Department of Clinical Pharmacy, School of Pharmacy, Fudan University, Shanghai, China.
Department of Pharmacy, The First Affiliated Hospital of Zhengzhou University, Zhengzhou, China.
J Food Sci. 2020 Apr;85(4):1285-1291. doi: 10.1111/1750-3841.15096. Epub 2020 Mar 10.

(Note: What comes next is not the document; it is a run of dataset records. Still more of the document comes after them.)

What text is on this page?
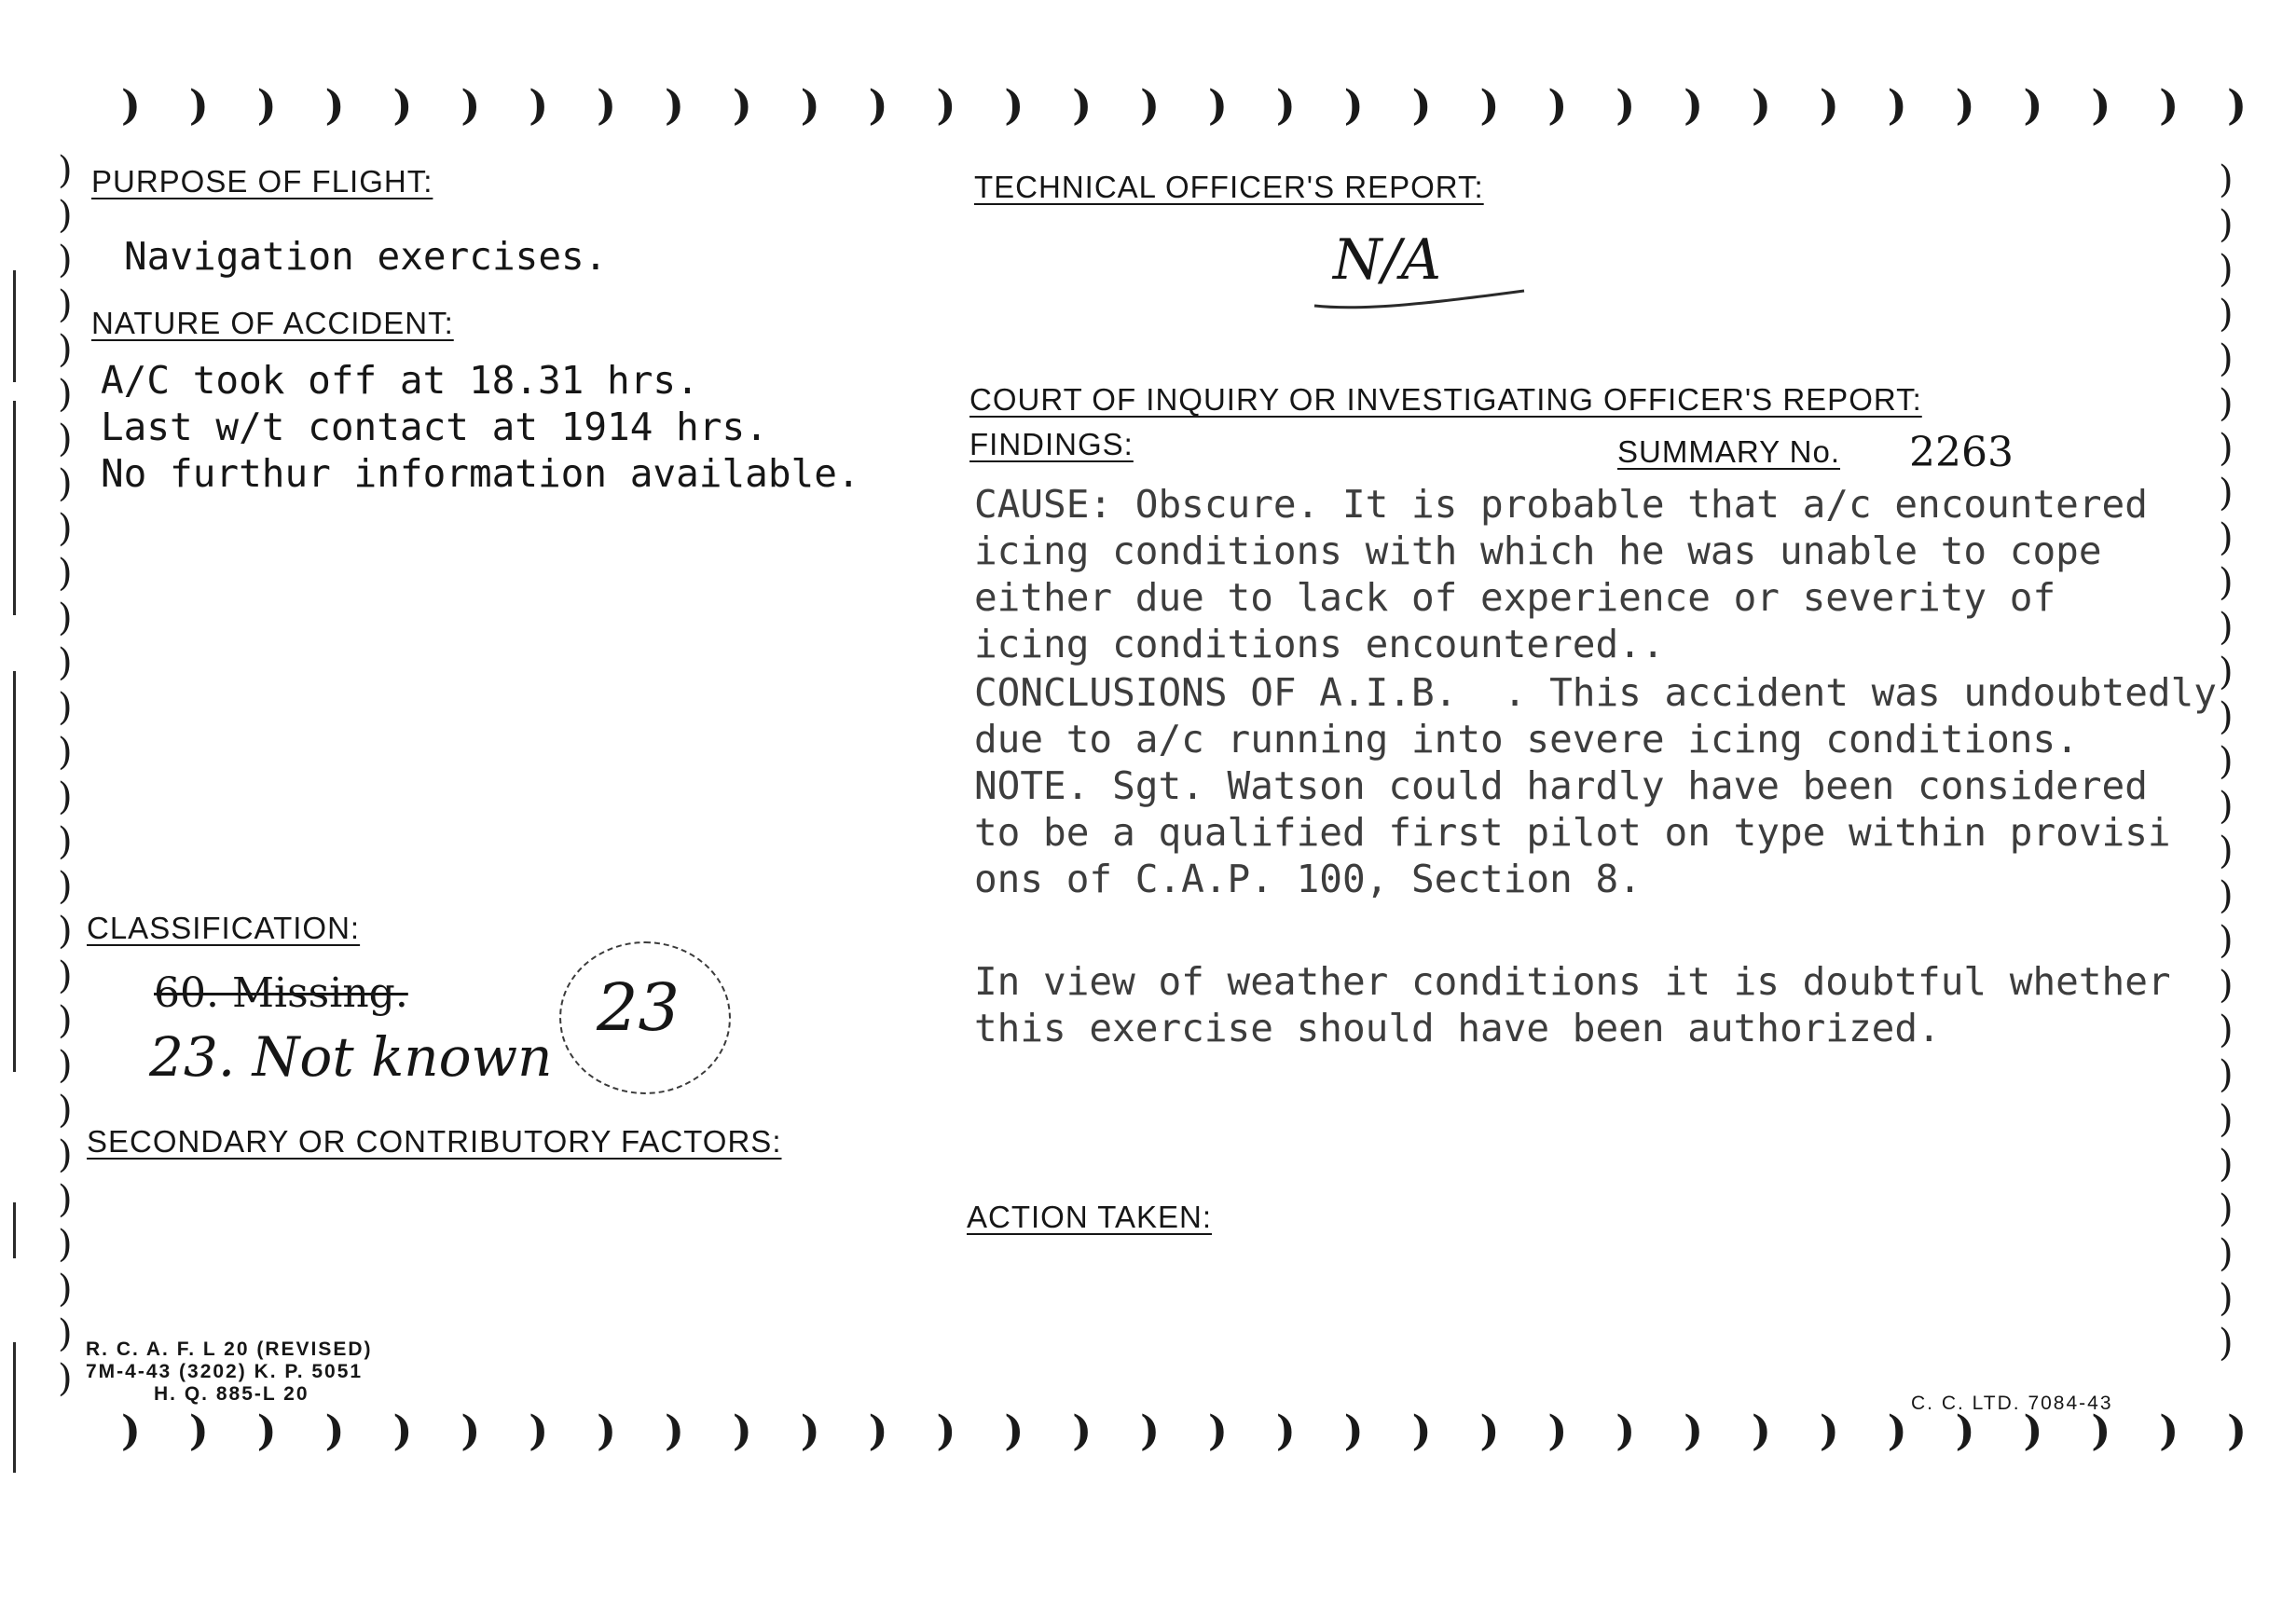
) ) ) ) ) ) ) ) ) ) ) ) ) ) ) ) ) ) ) ) ) ) ) ) ) ) ) ) ) ) ) )
) ) ) ) ) ) ) ) ) ) ) ) ) ) ) ) ) ) ) ) ) ) ) ) ) ) ) ) ) ) ) )
)
)
)
)
)
)
)
)
)
)
)
)
)
)
)
)
)
)
)
)
)
)
)
)
)
)
)
)
)
)
)
)
)
)
)
)
)
)
)
)
)
)
)
)
)
)
)
)
)
)
)
)
)
)
)
PURPOSE OF FLIGHT:
Navigation exercises.
NATURE OF ACCIDENT:
A/C took off at 18.31 hrs.
Last w/t contact at 1914 hrs.
No furthur information available.
CLASSIFICATION:
60. Missing.
23. Not known
23
SECONDARY OR CONTRIBUTORY FACTORS:
R. C. A. F. L 20 (REVISED)
7M-4-43 (3202) K. P. 5051
H. Q. 885-L 20
TECHNICAL OFFICER'S REPORT:
N/A
COURT OF INQUIRY OR INVESTIGATING OFFICER'S REPORT:
FINDINGS:	SUMMARY No. 2263
CAUSE: Obscure. It is probable that a/c encountered
icing conditions with which he was unable to cope
either due to lack of experience or severity of
icing conditions encountered..
CONCLUSIONS OF A.I.B.  . This accident was undoubtedly
due to a/c running into severe icing conditions.
NOTE. Sgt. Watson could hardly have been considered
to be a qualified first pilot on type within provisi
ons of C.A.P. 100, Section 8.
In view of weather conditions it is doubtful whether
this exercise should have been authorized.
ACTION TAKEN:
C. C. LTD. 7084-43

Green tea is widely consumed as a beverage and/or dietary supplement worldwide, resulting in the difficulty to avoid the comedication with ticagrelor for acute coronary syndrome (ACS) patients receiving antiplatelet therapy. This study was designed to investigate the effect of the most abundant content in green tea, tea polyphenols on the oral and intravenous pharmacokinetics of ticagrelor in rats and its in vitro metabolism. Rats were orally treated with either saline or tea polyphenol extracts (TPEs) dissolved in saline once daily for 6 consecutive days. On day 6, after the last dose of saline or TPE, ticagrelor was given to the rats orally or intravenously. Plasma samples were collected for pharmacokinetic analysis. Human liver and intestinal microsomes were then used to investigate the inhibition by TPE, as well as its major constituents on the metabolism of ticagrelor to its two metabolites, AR-C124910XX and AR-C133913XX. Apparent kinetic constants and inhibition potency (IC ) for each metabolic pathway of each compound were estimated. Oral study indicated that exposure of ticagrelor and AR-C124910XX was significantly decreased after TPE administration, while no significant differences were observed in pharmacokinetic parameters after intravenous administration of ticagrelor. TPE effectively inhibited the metabolism of ticagrelor in vitro, with epigallocatechin-3-gallate as the major constituent responsible for the observed inhibitory effects in human liver microsomes and intestinal microsomes (IC = 4.23 ± 0.18 µM). Caution should be taken for ACS patients receiving ticagrelor therapy with daily drinking of green tea. PRACTICAL APPLICATION: Potential interactions between tea polyphenols and ticagrelor were revealed for the first time. Results can provide suggestions for clinicians to optimize the dosing of ticagrelor while they are in the face of ACS patients receiving ticagrelor therapy, who also take green tea or its related products in their daily life.
绿茶作为一种饮料和/或膳食补充剂在全球范围内广泛消费,这使得接受抗血小板治疗的急性冠脉综合征(ACS)患者难以避免与替格瑞洛同时用药。本研究旨在研究绿茶中含量最丰富的成分——茶多酚对大鼠口服和静脉给予替格瑞洛的药代动力学的影响及其体外代谢。大鼠连续 6 天每天口服或静脉给予生理盐水或溶于生理盐水的茶多酚提取物(TPE)。第 6 天,在最后一次给予生理盐水或 TPE 后,大鼠给予替格瑞洛口服或静脉给药。采集血浆样品进行药代动力学分析。然后用人肝和肠微粒体研究 TPE 及其主要成分对替格瑞洛代谢为其两种代谢物 AR-C124910XX 和 AR-C133913XX 的抑制作用。估计每个化合物的每个代谢途径的表观动力学常数和抑制效力(IC )。口服研究表明,TPE 给药后替格瑞洛和 AR-C124910XX 的暴露明显降低,而替格瑞洛静脉给药后药代动力学参数无显著差异。TPE 有效地抑制了替格瑞洛在体外的代谢,表没食子儿茶素-3-没食子酸酯是导致在人肝微粒体和肠微粒体中观察到的抑制作用的主要成分(IC = 4.23 ± 0.18 µM)。接受替格瑞洛治疗的 ACS 患者每天饮用绿茶时应谨慎。实际应用:首次揭示了茶多酚和替格瑞洛之间的潜在相互作用。结果可为临床医生在面对接受替格瑞洛治疗的 ACS 患者时提供建议,同时这些患者在日常生活中也服用绿茶或其相关产品,优化替格瑞洛的剂量。